Вулф опустил стакан, откинулся на спинку кресла, переплел пальцы на своем толстом животе и сказал:
– Приступай.
– О'кэй. Сначала идет описание внешности мистера Хиббарда. «Невысокий джентльмен лет пятидесяти, острый нос, темные глаза…»
– Довольно. Это я могу наскрести и в собственной памяти.
– Хорошо, сэр. Похоже, что мистер Хиббард начал со слов: «Как поживаете, сэр? Меня зовут…»
– Пропусти обмен любезностями.
– Отсюда пойдет? Мистер Хиббард сказал: «Мне посоветовал обратиться к вам мой друг, имя которого упоминать нет необходимости. Мною движет только страх. Я хочу сказать, что я был напуган и отправился к вам».

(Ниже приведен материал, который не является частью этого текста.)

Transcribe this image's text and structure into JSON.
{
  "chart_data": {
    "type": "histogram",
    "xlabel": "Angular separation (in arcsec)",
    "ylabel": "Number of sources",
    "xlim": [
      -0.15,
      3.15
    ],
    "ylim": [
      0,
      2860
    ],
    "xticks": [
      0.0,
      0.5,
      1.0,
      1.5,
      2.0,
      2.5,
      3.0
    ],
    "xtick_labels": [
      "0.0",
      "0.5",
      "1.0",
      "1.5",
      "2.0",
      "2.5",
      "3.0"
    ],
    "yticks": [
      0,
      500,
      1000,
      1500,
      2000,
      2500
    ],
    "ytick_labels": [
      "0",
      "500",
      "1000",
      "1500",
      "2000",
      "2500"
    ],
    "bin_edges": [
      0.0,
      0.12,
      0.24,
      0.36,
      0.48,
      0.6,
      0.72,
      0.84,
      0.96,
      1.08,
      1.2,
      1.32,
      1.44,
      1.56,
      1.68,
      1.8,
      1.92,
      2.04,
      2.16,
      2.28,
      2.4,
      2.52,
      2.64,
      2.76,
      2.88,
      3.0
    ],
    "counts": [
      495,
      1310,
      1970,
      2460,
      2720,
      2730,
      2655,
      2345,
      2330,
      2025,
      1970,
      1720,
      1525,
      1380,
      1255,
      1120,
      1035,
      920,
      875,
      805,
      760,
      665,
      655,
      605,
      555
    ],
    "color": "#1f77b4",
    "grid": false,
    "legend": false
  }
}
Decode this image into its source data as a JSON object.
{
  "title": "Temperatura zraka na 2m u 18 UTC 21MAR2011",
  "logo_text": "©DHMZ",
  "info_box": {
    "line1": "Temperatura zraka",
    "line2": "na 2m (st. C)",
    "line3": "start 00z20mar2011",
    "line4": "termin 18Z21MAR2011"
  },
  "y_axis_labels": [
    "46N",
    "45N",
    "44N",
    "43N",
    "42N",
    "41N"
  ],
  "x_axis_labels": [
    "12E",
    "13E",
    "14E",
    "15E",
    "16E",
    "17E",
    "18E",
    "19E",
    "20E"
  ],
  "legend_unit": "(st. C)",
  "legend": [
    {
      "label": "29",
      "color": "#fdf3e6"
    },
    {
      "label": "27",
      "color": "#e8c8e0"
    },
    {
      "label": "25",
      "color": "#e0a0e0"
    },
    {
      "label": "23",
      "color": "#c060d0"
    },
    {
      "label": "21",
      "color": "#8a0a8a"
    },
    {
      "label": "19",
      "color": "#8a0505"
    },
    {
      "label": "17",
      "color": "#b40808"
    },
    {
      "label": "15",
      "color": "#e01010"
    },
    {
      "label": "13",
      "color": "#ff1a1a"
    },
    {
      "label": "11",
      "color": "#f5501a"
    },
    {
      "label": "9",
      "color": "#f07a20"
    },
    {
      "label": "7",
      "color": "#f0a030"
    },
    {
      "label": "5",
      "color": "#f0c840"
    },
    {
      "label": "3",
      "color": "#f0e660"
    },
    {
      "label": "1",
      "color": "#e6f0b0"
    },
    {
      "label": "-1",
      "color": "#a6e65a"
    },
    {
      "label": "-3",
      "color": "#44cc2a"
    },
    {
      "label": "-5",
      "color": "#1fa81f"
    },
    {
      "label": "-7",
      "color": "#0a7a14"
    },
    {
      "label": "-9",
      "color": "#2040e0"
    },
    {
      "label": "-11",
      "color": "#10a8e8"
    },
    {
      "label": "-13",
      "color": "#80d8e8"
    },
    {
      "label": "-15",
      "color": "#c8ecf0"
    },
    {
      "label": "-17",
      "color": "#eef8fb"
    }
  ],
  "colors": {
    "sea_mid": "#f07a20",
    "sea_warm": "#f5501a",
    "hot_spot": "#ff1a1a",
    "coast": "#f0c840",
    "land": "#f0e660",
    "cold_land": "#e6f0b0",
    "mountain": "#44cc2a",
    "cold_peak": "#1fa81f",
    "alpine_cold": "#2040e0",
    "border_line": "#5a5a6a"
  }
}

Вулф кивнул. Я продолжал читать:
Вулф: «Да? Расскажите мне об этом».
Хиббард: «По моей карточке вы узнали, что я работаю на кафедре психологии Колумбийского университета. Поскольку вы являетесь крупным специалистом, вы, очевидно, уже заметили на моем лице, да и во всем моем поведении, клеймо страха, граничащего с паникой».
Вулф: «Я заметил, что вы расстроены, но я не располагаю возможностью определить, является ли данное состояние хроническим или острым».
Хиббард: «Хроническим. Во всяком случае, становится таковым. Вот почему я решил прибегнуть к вашей помощи. Я невыносимо напряжен душевно. Моя жизнь в опасности… Нет, не так, гораздо хуже, я утратил право на собственную жизнь… Я это понимаю. Я приговорен к смерти».
Вулф: «Конечно, сэр, я тоже. Все мы смертны».
Хиббард: «Ерунда. Извините меня. Я говорю не о первородном грехе, мистер Вулф. Меня убьют. Один человек хочет меня убить».
Вулф: «Вот как? Когда? Каким образом?»
Вулф прервал меня.
– Арчи, опускай «мистеров».
– О'кэй. Просто этот юноша от Миллера воспитан в строгих правилах и ничего не пропускал. Кто-то предупредил его, что он обязан относиться с уважением к своему хозяину сорок четыре часа в неделю, когда больше, когда меньше… как покажет дело. Итак, дальше:
Хиббард: «Этого я не могу сказать вам, сэр, поскольку и сам не знаю. Кроме того, о ряде вещей я вынужден буду умолчать. Кое-что я, конечно, смогу вам рассказать. Я могу рассказать… ну… много лет назад я нанес увечье… весьма серьезное увечье одному человеку. Я был не один, в этом участвовали и другие, но случилось так, что основная ответственность лежит на мне. Во всяком случае, я расцениваю это так сам. Это была мальчишеская выходка… с трагическим исходом. Я никогда этого себе не прощу. А также и остальные, кто был к этому причастен, по крайней мере большинство из них наверняка… Не то, чтобы меня постоянно терзали угрызения совести, ведь это все произошло двадцать пять лет назад – и сам я психолог, и постоянно имею дело со всякими отклонениями от норм у других людей, так что я не могу допустить ничего подобного со мной.